What exactly? Device drivers, memory management, file system, networking, security(Authentication), Synchronization, inter-process communication, process scheduling, access control, etc.

What we want for OS? Convenience and efficient. But often trade-off between them.

Hardware designed support for OS!

  • protected domain: divide user and kernel(OS) mode, i.e. the privilege level
  • interrupt: help virtualization in preventing illegal instruction
  • timer: Generates periodic interrupt, supports scheduling
  • memory management unit: Supports efficient virtualization of physical memory

protected domain

We design OS with dual-mode operation: user mode and kernel mode(a.k.a supervisor mode, system mode, privileged mode, etc.).

Hardware is designed with mode bits and designate some instructions as privileged.

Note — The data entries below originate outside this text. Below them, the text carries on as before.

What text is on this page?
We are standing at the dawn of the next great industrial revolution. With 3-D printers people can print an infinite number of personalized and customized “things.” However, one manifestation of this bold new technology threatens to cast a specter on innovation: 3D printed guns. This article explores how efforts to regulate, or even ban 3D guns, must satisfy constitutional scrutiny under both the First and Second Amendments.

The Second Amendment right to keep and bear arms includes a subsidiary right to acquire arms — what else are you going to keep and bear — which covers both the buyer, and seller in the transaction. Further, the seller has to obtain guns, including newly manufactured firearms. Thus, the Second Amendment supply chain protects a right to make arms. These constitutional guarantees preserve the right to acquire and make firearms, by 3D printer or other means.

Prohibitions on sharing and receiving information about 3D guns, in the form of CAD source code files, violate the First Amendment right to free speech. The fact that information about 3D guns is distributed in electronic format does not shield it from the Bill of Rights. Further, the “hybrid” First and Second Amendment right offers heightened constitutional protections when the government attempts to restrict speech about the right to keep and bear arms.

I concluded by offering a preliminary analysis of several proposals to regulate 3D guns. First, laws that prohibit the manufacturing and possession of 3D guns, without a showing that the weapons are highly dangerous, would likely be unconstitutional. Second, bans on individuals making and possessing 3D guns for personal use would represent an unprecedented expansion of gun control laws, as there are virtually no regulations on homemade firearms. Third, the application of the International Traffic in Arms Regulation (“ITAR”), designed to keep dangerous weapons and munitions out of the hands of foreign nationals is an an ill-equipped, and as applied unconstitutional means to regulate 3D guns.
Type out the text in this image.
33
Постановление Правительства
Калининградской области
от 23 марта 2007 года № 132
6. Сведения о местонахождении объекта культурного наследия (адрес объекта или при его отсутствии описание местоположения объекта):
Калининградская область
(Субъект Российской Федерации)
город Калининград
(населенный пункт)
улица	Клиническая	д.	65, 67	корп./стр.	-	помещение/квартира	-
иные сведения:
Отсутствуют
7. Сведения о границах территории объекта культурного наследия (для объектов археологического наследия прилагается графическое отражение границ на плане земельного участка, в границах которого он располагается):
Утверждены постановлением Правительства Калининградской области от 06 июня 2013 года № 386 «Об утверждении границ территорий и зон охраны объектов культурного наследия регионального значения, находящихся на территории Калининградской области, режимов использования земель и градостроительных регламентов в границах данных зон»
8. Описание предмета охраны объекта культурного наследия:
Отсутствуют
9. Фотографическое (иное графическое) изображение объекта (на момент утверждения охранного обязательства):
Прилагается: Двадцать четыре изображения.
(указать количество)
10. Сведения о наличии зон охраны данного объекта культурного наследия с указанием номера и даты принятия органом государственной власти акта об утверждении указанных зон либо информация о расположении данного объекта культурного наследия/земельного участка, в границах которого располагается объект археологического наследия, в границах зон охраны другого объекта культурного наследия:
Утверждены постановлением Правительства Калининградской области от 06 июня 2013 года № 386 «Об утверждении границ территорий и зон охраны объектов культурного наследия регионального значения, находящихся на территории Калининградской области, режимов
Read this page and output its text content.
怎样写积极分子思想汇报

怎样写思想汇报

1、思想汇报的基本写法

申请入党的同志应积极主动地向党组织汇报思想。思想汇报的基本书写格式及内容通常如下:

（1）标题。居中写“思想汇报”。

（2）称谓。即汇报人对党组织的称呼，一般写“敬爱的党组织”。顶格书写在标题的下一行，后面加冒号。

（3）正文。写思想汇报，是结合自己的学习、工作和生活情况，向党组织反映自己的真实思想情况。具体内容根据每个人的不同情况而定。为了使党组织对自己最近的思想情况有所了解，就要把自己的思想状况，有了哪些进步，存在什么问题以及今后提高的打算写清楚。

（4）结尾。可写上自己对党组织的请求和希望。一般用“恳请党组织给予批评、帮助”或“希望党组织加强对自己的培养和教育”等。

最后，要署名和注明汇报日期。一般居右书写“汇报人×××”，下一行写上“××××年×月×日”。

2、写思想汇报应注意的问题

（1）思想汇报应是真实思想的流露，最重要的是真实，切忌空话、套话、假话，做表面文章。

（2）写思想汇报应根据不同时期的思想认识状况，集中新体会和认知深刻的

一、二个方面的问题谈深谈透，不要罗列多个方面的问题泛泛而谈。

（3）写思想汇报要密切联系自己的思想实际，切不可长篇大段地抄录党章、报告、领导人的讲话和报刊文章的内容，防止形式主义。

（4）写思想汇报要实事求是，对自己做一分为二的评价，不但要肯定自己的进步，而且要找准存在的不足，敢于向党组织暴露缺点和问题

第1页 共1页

  • attempt to execture privileged instruction in user mode: trap to OS
  • protects OS from user programs and user programs from each other

When we have such boundary crossings through user to kernal?

user -> kernal:

  • boot time
  • hardware interrupt
  • software exception (trap or fault)
  • explicit system call - request for service by application
  • hardware has table of "interrupt service routines"

kernal -> user:

  • OS sets up rgisters, MMU, mode for application
  • Jumps to next application instruction

interrupt

Hardware handles interrupts by:

  1. OS fills in Interrupt Table (at boot time), sets IDTR
  2. CPU execution loop: Forever:
    • Fetch instruction at PC
    • Execute instruction
    • Decode instruction
  3. Interrupt occurs (signal from hardware)
  4. CPU changes mode, disables interrupts
  5. Interrupted PC value is saved
  6. IDTR + interrupt number is used to set PC to start of interrupt handler
  7. Execution continues (saves additional state as first step)

Invoke OS via interrupt, interrupts can:

  • signal CPU that a hardware device has an event that needs attention (e.g. Disk I/O completes, network packet arrived, keyboard input arrived, etc.)
  • signal errors (e.g. divide by zero, invalid memory access, etc.)